El pescador descendió por sí mismo. A duras penas podía sostenerse, se derrumbó con un vómito de sangre. Conway se arrodilló a su lado y vertió un poco de agua en su boca, el agua manó por las comisuras de sus labios.

—Me parece que le voy a fallar —exclamó, forzando una sonrisa—, esto se acaba.

—De eso nada, Gaetano. «Nadie puede romper a un Cornacchia». Tú no puedes morir así. Tienes que volver a Capri, aunque solo sea por tu Annunziata…

—… Íbamos a empezar una nueva vida en América, ¿se acuerda, jefe?

Conway tragó el nudo que se le había formado en la garganta, no quería que le viera llorar por él.

—América os recibirá como a dos príncipes, Gaetano, ya lo verás…

—Ya lo estoy viendo, jefe… Es como si viera venir el barco que va a llevarme allá. Un transatlántico de lujo, con tres chimeneas, solo para cocinar los manjares con los que voy a matar el hambre… El hambre de tres generaciones, signore. Pero antes tengo que pagarme el pasaje con esto —continuó el pescador, aferrando su fusil—. De aquí no me voy sin cargarme a tres de esos canallas para equilibrar las cuentas, por mí, por usted… y por mi tío Giuseppe. —Un nuevo coágulo de sangre le saltó a la boca, lo escupió con un juramento—. Vamos, lárguese de una vez. Eso sí, si sale de esta, me tiene que pagar una misa en Santo Stefano… Por la familia…

Fue lo último que dijo. Su sonrisa se congeló en sus labios y una pátina vidriosa comenzó a apagar su mirada. Entonces Conway recordó algo esencial, algo que solo sabía aquel hombre agonizante:

—¡La momia, Gaetano, dónde enterraste la momia de Nefertiti!

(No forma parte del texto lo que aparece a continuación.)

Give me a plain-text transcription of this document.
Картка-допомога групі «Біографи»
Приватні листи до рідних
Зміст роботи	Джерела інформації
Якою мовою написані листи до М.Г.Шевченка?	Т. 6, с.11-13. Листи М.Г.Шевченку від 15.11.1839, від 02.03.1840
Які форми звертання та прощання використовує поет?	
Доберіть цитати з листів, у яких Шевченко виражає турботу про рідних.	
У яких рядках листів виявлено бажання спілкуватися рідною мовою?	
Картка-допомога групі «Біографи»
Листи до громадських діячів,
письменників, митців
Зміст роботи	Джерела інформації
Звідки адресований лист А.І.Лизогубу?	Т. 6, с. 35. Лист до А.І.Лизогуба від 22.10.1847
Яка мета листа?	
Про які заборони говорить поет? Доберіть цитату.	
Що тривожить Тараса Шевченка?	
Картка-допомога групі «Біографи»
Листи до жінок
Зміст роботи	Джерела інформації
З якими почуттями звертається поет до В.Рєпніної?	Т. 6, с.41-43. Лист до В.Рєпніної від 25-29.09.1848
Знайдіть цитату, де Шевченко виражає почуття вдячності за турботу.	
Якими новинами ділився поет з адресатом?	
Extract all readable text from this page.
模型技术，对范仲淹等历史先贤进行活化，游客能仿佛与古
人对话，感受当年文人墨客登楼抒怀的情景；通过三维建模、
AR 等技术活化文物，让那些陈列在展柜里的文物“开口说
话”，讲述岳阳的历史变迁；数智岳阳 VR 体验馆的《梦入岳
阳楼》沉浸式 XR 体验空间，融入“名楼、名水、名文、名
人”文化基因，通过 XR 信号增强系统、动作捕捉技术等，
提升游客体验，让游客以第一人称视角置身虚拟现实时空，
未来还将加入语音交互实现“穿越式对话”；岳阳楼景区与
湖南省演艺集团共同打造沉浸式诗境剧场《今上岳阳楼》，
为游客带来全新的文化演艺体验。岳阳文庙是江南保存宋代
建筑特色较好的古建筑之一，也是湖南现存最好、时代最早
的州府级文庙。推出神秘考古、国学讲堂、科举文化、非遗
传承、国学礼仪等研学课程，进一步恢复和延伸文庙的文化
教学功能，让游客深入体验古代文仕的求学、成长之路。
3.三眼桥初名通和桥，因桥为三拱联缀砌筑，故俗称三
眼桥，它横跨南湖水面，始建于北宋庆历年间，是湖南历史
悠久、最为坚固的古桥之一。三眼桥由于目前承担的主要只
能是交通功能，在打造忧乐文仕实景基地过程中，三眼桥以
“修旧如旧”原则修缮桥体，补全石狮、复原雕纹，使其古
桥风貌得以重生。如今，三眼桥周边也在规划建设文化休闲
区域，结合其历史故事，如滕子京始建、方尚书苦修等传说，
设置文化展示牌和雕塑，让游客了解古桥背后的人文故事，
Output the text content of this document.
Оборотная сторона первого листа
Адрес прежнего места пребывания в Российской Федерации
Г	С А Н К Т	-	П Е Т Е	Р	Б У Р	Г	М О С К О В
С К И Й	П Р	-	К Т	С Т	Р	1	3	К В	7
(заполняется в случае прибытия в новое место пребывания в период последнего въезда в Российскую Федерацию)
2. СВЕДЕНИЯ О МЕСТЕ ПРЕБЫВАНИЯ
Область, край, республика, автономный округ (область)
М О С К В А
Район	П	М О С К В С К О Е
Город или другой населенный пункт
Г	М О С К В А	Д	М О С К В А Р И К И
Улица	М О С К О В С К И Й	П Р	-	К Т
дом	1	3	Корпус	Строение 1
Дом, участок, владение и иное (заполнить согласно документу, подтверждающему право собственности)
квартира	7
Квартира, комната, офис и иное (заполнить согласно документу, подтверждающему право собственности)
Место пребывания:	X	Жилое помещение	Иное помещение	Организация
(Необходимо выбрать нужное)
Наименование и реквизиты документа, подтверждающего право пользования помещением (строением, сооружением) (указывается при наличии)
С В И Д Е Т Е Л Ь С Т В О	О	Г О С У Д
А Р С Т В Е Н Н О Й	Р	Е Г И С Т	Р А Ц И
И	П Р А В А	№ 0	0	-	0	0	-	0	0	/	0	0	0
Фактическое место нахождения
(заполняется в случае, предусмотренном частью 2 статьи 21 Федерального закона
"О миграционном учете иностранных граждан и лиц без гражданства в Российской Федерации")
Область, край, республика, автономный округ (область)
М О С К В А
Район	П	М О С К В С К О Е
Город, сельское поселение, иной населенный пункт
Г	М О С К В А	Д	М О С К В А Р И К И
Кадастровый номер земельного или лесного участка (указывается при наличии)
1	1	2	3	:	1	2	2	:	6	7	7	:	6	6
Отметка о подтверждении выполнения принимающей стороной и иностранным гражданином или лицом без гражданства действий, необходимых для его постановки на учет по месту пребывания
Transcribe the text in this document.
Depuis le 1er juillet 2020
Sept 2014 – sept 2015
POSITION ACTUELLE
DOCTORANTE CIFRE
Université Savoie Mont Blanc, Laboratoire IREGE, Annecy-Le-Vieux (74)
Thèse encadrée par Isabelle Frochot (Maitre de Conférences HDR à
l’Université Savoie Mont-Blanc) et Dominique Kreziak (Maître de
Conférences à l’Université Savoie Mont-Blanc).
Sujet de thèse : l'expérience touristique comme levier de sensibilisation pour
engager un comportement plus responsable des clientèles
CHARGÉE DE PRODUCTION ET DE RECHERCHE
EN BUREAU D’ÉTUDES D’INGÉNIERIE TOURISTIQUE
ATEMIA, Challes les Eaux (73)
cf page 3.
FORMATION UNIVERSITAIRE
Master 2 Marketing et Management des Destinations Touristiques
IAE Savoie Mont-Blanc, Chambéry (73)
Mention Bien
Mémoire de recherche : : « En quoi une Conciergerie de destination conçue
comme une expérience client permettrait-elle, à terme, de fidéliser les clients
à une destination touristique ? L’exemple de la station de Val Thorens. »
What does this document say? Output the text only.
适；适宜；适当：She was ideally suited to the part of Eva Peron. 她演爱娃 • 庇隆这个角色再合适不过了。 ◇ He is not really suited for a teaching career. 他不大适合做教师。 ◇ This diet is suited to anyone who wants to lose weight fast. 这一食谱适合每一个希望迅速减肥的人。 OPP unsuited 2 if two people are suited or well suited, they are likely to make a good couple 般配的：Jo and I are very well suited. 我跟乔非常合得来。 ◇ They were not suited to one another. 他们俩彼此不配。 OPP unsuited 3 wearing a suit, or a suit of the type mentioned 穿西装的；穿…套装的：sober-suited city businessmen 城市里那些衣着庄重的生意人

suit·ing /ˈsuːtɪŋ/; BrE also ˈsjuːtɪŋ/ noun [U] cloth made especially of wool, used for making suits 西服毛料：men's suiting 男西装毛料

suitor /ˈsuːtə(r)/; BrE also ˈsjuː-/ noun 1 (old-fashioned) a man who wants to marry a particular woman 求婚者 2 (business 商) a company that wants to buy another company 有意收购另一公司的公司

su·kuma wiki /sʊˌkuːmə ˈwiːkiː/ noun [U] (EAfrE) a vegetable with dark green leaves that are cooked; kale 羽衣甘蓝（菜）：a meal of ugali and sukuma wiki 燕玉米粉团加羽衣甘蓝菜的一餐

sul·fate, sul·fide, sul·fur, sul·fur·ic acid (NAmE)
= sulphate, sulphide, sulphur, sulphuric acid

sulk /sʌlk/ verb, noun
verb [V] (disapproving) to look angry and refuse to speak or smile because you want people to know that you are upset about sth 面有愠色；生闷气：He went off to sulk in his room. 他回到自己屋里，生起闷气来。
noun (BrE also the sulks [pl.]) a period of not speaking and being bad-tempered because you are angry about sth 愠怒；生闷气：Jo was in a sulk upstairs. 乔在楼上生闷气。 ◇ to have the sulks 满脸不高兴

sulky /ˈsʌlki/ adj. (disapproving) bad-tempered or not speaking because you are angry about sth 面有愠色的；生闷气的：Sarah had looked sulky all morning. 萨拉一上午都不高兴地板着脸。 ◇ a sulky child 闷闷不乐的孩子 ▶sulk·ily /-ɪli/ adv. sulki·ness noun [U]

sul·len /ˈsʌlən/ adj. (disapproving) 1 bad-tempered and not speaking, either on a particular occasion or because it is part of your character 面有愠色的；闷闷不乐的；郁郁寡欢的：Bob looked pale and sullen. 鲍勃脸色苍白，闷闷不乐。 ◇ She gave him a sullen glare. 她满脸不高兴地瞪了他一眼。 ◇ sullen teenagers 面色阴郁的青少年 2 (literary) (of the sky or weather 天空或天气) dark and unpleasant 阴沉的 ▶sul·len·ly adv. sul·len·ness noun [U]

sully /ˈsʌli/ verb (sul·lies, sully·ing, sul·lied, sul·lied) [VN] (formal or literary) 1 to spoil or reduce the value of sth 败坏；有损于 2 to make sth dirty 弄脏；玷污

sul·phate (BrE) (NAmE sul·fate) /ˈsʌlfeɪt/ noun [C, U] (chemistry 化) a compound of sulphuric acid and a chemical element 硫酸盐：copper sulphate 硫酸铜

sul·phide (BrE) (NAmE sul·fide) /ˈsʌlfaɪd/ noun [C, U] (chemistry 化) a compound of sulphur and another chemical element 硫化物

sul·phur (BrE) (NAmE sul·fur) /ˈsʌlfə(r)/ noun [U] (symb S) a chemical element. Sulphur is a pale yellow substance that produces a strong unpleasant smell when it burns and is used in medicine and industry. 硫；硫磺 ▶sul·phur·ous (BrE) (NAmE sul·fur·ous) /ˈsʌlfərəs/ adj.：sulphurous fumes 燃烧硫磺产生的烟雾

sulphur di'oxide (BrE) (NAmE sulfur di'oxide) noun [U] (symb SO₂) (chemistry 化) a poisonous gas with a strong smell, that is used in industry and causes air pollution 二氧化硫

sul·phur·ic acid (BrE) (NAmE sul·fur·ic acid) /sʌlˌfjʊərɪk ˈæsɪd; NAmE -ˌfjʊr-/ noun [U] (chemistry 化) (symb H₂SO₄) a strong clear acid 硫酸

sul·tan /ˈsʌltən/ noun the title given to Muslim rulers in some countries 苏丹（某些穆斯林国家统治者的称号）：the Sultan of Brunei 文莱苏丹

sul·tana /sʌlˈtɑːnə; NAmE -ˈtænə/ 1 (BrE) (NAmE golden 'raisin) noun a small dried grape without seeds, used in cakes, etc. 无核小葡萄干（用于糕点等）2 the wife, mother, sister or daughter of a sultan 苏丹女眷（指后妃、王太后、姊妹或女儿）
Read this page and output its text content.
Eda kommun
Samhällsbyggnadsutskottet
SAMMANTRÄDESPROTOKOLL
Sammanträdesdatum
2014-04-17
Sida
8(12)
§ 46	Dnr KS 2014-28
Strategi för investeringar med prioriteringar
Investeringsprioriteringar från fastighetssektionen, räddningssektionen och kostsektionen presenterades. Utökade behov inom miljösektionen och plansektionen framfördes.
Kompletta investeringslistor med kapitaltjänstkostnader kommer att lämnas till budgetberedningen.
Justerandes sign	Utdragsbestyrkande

El pescador apenas consiguió abrir una grieta entre sus párpados. No podía hablar. Kenneth intentaba reanimarle, desesperadamente.

—¡Por Dios, Gaetano, dime dónde la enterraste!

Con un gran esfuerzo, el italiano alzó su mano derecha, señalando las dunas al otro lado del Dodge.

—¿… Fue entre esas dunas?

Gaetano cabeceó negativamente. Sus labios se entreabrieron, pero de su boca solo salió un gemido sordo, como un estertor. Y así murió, llevándose a la tumba su secreto. Sin soltarlo de su abrazo, Conway advirtió la nube de arena que venía hacia él desde el fondo del desierto. Sobre el camión de Balek Gamal se erizaban los fusiles de media docena de escuadristas. No opuso resistencia, todo estaba perdido.